A complication of some description occurs in around 40% of patients. These complications are usually minor, and although they result in a prolonged hospital stay, usually resolve on their own.
- The most significant complications are related to leaks from any of the three major joins, particularly leaks from the join between the pancreas and the intestine.
- In up to 5% of cases complications can be more serious and result in death or a second operation.
- In the long term having a reduced amount of pancreas can cause you to become diabetic and require insulin.
- You can also develop impaired digestion of food and resultant fatty stools (steatorrhoea). This is treated with enzyme replacement capsules.
- One of these problems occurs in about a third of people in the long term.
After your consultation:
- Obtain authorization from your medical aid and book your bed for your hospital admission.
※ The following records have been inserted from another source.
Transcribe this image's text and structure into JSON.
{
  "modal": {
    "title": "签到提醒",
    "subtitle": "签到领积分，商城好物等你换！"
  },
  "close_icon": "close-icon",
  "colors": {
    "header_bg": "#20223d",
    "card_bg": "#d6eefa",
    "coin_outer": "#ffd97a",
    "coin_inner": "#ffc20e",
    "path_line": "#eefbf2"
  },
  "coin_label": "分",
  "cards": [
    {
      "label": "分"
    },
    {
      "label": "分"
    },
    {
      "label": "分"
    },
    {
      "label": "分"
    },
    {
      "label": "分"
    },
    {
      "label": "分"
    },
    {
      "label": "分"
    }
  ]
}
- Carefully read through pre-operative information provided.
Day before surgery:
- Do not eat/drink after 22h00, the night before your surgery, unless otherwise specified by your surgeon or anaesthetist (you should be fasting for at least 6 hours before the procedure for solids but you are allowed to take clear liquids up to two hours before your procedure).
Day of surgery:
- Arrive for admission at indicated time on ‘Code & Consent’ sheet.
- Change into theatre attire, remove all valuable belongings.
This is a very long and complex procedure and can be quite variable in length. It is usually at least 6-7 hours in duration.
Duration of hospital stay:
- If everything goes smoothly the usual stay is 7-14 days. However, if there are any complications such as a leak from the pancreas the stay may be longer.
- You can start walking straight away, but it is likely to be several weeks before you are back to full strength and activity.
Back to work:
- You should expect to be off work for at least 4 to 6 weeks depending on the recovery and whether complications occurred.
Some pain and discomfort post operatively may be expected following any operation, but the following measures are used to lessen the pain experienced:
- Warming devises in theatre as well as warm intravenous fluids.
- Intra-operative pain medication through the drip.
- Post-operative medication through the drip, please inform the nurses if you are in pain so that medication will be administered to you.
- As close to one week after discharge as possible. Please contact the rooms to schedule an appointment.